Millworkers' Grand National a great success

First published in Horse racing

MORE than 5,000 racing fans flocked to Whittington’s point-to-point course for the annual Holcombe Hunt Steeplechases - once known as the Millworkers’ Grand National.

Linda Nuttall, a member of the organising committee, said: “The day was a great success.

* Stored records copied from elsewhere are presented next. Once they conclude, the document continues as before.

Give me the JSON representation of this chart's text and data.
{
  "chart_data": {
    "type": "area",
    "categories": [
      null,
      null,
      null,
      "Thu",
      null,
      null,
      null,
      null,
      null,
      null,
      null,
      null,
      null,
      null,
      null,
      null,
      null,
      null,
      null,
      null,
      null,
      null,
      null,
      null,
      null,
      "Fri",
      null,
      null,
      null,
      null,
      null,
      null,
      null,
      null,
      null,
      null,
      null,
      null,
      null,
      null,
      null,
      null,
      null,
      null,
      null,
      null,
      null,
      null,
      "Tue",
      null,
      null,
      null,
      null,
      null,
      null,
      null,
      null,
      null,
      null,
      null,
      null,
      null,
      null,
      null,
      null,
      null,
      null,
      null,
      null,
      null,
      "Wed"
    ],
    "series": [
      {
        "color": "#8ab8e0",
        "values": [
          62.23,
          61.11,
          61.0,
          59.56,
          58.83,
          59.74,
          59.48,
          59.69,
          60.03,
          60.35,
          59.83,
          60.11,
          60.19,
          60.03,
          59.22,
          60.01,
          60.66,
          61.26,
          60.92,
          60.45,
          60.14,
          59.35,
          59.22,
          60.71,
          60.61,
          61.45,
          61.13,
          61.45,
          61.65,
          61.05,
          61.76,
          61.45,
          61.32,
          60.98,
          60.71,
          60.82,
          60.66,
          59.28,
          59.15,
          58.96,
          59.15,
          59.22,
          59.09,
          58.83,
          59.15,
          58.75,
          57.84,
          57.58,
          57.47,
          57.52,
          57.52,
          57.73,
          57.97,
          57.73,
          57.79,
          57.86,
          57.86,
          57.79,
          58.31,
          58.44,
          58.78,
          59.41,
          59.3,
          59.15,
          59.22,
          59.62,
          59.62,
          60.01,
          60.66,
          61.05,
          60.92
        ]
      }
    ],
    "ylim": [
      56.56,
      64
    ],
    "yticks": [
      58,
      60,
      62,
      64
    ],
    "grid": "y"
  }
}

The going was perfect thanks to the diligent preparation by clerk of course Gordon Park, bringing the course up to a professional race course standard.

“We had a record number of runners and thankfully the seven races - plus the two children's pony races - were accident free.”

Richard Burton, newly crowned as the most successful point-to-point jockey in history, won two races, the Red Bridge Bookcloth Company Challenge Cup on Current Exchange, owned and trained by the Crow family from Hadnall in Shropshire, and the Garton Men's Open Race on Horsham Lad.

The 34-year-old amateur rider from Bunbury in Cheshire rode his first winner at the age of 17 in 1994. Two weeks ago he rode his 385th winner to break a record set by Julian Pritchard in 2005.

The Holcombe Hunt Steeplechases have been held at Whittington since 1973. The races were originally run at a course in Brindle, near Chorley, until waterlogged ground forced the event to be cancelled several years in succession.

In its heyday, the meeting attracted up to 100,000 racegoers, mostly Lancashire mill workers, which gave the event its two nicknames - the Millworkers’ Grand National and the Mill Girls’ Ascot.